Длиннорукий уже говорил о полиции, о какой-то акции выселения и депортации, не удавшейся только благодаря мировой общественности. Якобы единодушно поднявшейся на защиту бесправных и неимущих. Тот, что был поменьше ростом, достал из-за пазухи газету и развернул её. Стал тыкать пальцем в лист. Тут уже Мартиньш с силой распахнул дверцу, выпростал наружу своё громоздкое туловище – вся машина пружинисто закачалась – и зашагал наискось через проезжую часть улицы.
– Это частное владение! – раскатился на всю улицу его бас. – Das ist ein privat Haus!
– Если не ошибаюсь, господин Силинь? – развернувшись к нему всей фигурой, спросил по-русски тот, что был в чёрно-красной куртке, кудрявый, темноволосый.

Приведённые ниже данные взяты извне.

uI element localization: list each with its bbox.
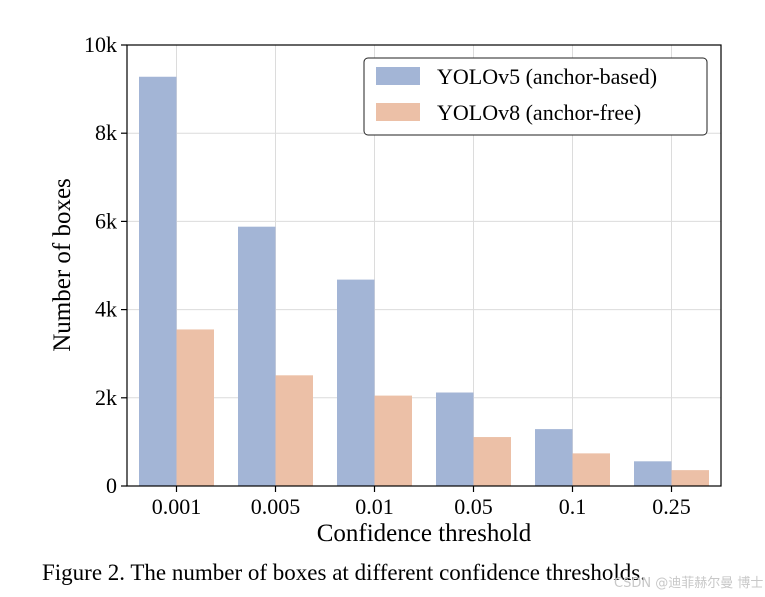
bars	[139, 76, 709, 486]
bar-yolov8-0_005	[275, 375, 313, 486]
y-tick-label: 6k	[95, 208, 117, 233]
legend-label-yolov8: YOLOv8 (anchor-free)	[437, 100, 641, 125]
bar-yolov8-0_1	[572, 453, 610, 486]
x-axis-title: Confidence threshold	[317, 520, 532, 547]
legend-swatch-yolov5	[376, 67, 420, 85]
plot-frame	[126, 44, 722, 487]
bar-yolov5-0_005	[238, 226, 276, 486]
bar-yolov5-0_001	[139, 76, 177, 486]
bar-yolov8-0_05	[473, 437, 511, 486]
y-tick-label: 8k	[95, 120, 117, 145]
y-axis-ticks: 0 2k 4k 6k 8k 10k	[84, 32, 127, 498]
legend: YOLOv5 (anchor-based) YOLOv8 (anchor-fre…	[363, 57, 708, 136]
bar-chart: 0 2k 4k 6k 8k 10k 0.001 0.005 0.01 0.05 0.1 0.25 N…	[49, 32, 722, 547]
bar-yolov5-0_05	[436, 392, 474, 486]
figure-caption: Figure 2. The number of boxes at differe…	[42, 560, 647, 585]
y-axis-title: Number of boxes	[49, 178, 76, 352]
y-tick-label: 0	[106, 473, 117, 498]
x-axis-ticks: 0.001 0.005 0.01 0.05 0.1 0.25	[152, 486, 691, 519]
y-tick-label: 10k	[84, 32, 117, 57]
bar-yolov5-0_01	[337, 279, 375, 486]
bar-yolov8-0_001	[176, 329, 214, 486]
x-tick-label: 0.1	[559, 494, 587, 519]
bar-yolov5-0_1	[535, 429, 573, 486]
y-tick-label: 2k	[95, 385, 117, 410]
legend-label-yolov5: YOLOv5 (anchor-based)	[437, 64, 657, 89]
bar-yolov8-0_01	[374, 395, 412, 486]
x-tick-label: 0.25	[652, 494, 691, 519]
x-tick-label: 0.05	[454, 494, 493, 519]
x-tick-label: 0.01	[355, 494, 394, 519]
bar-yolov5-0_25	[634, 461, 672, 486]
watermark: CSDN @迪菲赫尔曼 博士	[614, 576, 764, 591]
bar-yolov8-0_25	[671, 470, 709, 486]
x-tick-label: 0.005	[251, 494, 301, 519]
x-tick-label: 0.001	[152, 494, 202, 519]
legend-frame	[363, 57, 708, 136]
y-tick-label: 4k	[95, 297, 117, 322]
legend-swatch-yolov8	[376, 103, 420, 121]
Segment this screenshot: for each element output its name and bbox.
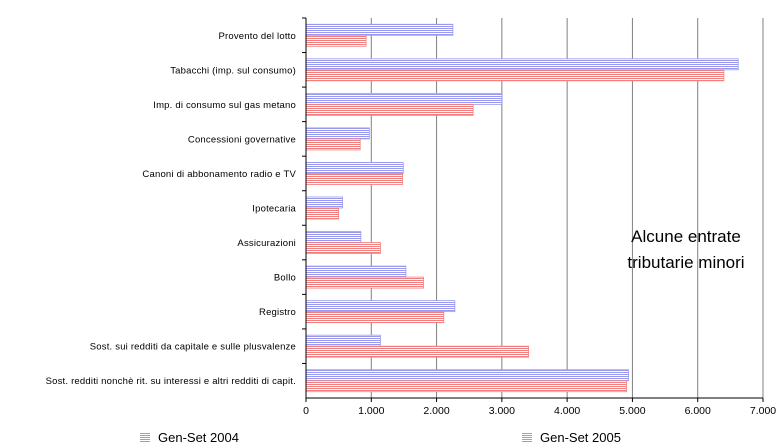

Кажется, он и жил в этом доме до того, как… Только была борода? Он кричал «я тебя убью», и его забрали в полицию. А потом сообщили, что выслали в Россию. И снова он тут! Силинь огляделся вокруг.
– Полиция! Полиция!
– Бастует полиция, господин хороший, – сказал по-латышски, очень старательно выговаривая слова, прохожий в старом-престаром демисезонном пальто ещё советского пошива и столь же старой линялой шляпе.
Мартиньш встал как вкопанный, точно наткнувшись на препятствие. Мозги его медленно ворочались, соображая, словно были так же громоздки, как тело. И лицо так же медленно розовело. Кто не знал этого человека, тот не заподозрил бы ничего худого. Эгле – знала. И поэтому вся напряглась, ожидая неминуемого дальнейшего.
Подошли ещё двое молодых людей, парень и девушка, внимательно прислушиваясь к объяснениям длиннорукого. Теперь тот говорил, превосходя самого себя в многоязычном красноречии, о старых традициях предпринимательства, о купце второй гильдии Нагеле и достойных его наследниках – семействе Силиней-Гайгалов, составивших состояние во время второй мировой на строительстве метро.
– Какое метро! Откуда вы взяли в Риге метро, это только оккупанты везде носятся со своим московским метро! Прекратите нести чушь, это вмешательство в частную жизнь и клевета! – загремел на всю улицу бас Мартиньша.
Вокруг уже стояло не меньше десятка человек.
– Сумасшедший, – предположил кто-то вслух по-латышски.
– Это же иностранцы с гидом. Что хочет, то и говорит, – ответили ему по-русски.
– Дайте послушать, интересно же! – снова по-латышски.
– А что, в Риге строили метро? И правда, Москва, что ль?
Любопытных всё прибывало. Мартиньш проломился сквозь кольцо публики, расталкивая плечами, локтями, коленями, будто это были неживые предметы. Прошёл к машине, раздражённо попирая ногами мостовую, вымещая на камнях свою досаду. Бухнулся на сиденье.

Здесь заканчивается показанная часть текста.